Weshalb Anglizismen zu uns gehören

    KOLUMNE:


    Jugend von heute

    Ich sitze in einem Baumwollkurzarmhemd und einer robusten, blauen Baumwollhose zu Hause. Dort schaue ich auf meinem flachen, tragbaren Rechner nach, ob ich bereits elektronische Briefe erhalten habe. Nebenbei schlürfe ich ein Alkoholsüssgemisch. Nachher muss ich früh zu Bett gehen, da ich einen Zeitzonenkater habe. Wie Corinne Remund in einer ihrer letzten Kolumnen bereits gesagt hat: Es ist zu spät. Für die oberen Begriffe greift wohl niemand mehr auf die deutschen Alternativen zurück. Sie sind zu lang, zu unverständlich, zu mühsam. Immer mehr dominiert die englische Sprache unseren Alltag und das Deutsch. Seit Beginn der Kolonialisierung hat sich das Englisch nach und nach in jeden Teil unseres Erdballes eingenistet und ist jetzt nicht mehr wegzudenken. Englisch verbindet über die geografische und kulturelle Grenze hinweg. Auf den sozialen Medien sind die meisten Memes (Witze, die durch Bilder erzählt werden) hauptsächlich auf Englisch, damit sie von einem internationalen Publikum verstanden werden können.
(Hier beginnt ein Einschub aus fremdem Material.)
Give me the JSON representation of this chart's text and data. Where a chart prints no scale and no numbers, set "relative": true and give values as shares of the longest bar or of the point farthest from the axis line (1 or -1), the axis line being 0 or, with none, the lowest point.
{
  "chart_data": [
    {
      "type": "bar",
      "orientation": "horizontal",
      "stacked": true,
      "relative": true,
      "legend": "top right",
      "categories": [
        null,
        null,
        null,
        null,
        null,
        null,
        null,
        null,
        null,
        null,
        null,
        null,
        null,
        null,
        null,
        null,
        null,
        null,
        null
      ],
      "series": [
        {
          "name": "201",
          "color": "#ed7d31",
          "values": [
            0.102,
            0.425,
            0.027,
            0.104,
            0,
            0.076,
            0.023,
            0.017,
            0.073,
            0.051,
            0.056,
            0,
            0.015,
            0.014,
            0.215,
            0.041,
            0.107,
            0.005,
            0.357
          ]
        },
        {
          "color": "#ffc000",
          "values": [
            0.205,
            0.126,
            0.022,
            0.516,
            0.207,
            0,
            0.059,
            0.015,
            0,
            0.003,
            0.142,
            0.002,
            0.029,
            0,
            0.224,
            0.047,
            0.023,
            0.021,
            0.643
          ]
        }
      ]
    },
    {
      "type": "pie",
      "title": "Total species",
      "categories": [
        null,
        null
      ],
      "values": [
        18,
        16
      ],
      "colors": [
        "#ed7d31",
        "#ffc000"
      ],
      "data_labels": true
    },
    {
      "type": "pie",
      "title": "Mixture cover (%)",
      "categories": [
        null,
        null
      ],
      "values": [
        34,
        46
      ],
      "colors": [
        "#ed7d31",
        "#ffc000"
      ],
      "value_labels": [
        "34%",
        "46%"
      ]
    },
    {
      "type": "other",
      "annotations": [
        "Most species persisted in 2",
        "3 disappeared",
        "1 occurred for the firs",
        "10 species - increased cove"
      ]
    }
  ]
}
Neue Erfindungen tragen immer öfter englische Namen. Englisch vereinfacht unser Zusammenleben und erweitert das Deutsch, da wir uns über Dinge unterhalten können, die vorher nicht von der deutschen Sprache erfasst wurden. Die Sprachlinguistik befasst sich intensiv mit diesem «Muster». So gilt: Was wir nicht benennen können, können wir kaum denken und mitteilen. Es ist viel einfacher über den Zeigefinger zu reden wie über seinen zweiten Zeh von links, da wir für den Zeigefinger einen echten, fassbaren Begriff haben. Englisch schränkt unseren deutschen Sprachgebrauch nicht ein oder drängt ihn zurück, sondern sie erweitert ihn und übergeht die sprachliche Barriere.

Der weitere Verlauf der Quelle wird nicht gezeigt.